The apelin system plays a significant role in central blood pressure regulation, but its role in the neural control of myocardial protection remains poorly understood. The present study evaluated the effects of apelin‑13 in the paraventricular nucleus (PVN) on myocardial infarction (MI). In a male rat MI model, apelin‑13 expression was decreased in PVN, while Vasopressin 1a (V1a) receptor expression was increased in both PVN and nucleus tractus solitarii (NTS) and GABAA receptor (GAR)γ2 expression was increased in NTS. Cardiac function was assessed after microinjection of apelin‑13 or gene transfer of apelin‑13 into the PVN. Apelin‑13 overexpression in PVN markedly improved MI cardiac function, as evidenced by left ventricular end‑diastolic diameter, left ventricular end‑systolic diameter, left ventricular ejection fraction and left ventricular fractional shortening, along with decreased plasma noradrenaline and increased vasopressin levels. Mechanistically, both TGF‑β/Smad signaling and Bax/Bcl‑2 expression were implicated in heart tissue. Additionally, serum levels of four parasympathetic neuropeptides (somatostatin, cholecystokinin, glucagon‑like peptide‑1 and vasoactive intestinal peptide) were elevated in parallel with cardiac function improvement.
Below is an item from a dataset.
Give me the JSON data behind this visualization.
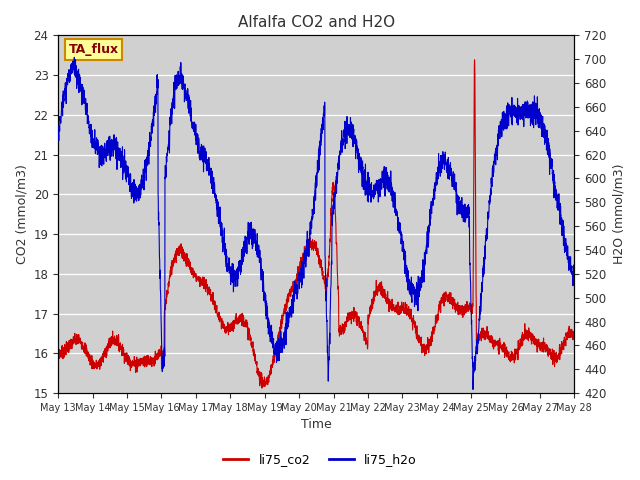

Notably, V1a receptor antagonist administration in PVN/NTS or GAR agonist treatment in NTS attenuated the cardioprotective effects of apelin‑13. These findings demonstrated that PVN apelin‑13 overexpression improves cardiac function through V1a receptors (PVN/NTS) and GARγ2 (NTS), involving both parasympathetic neuroendocrine activation and modulation of myocardial apoptotic/inflammatory pathways. The present study provided novel insights into neural mechanisms of cardiovascular regulation.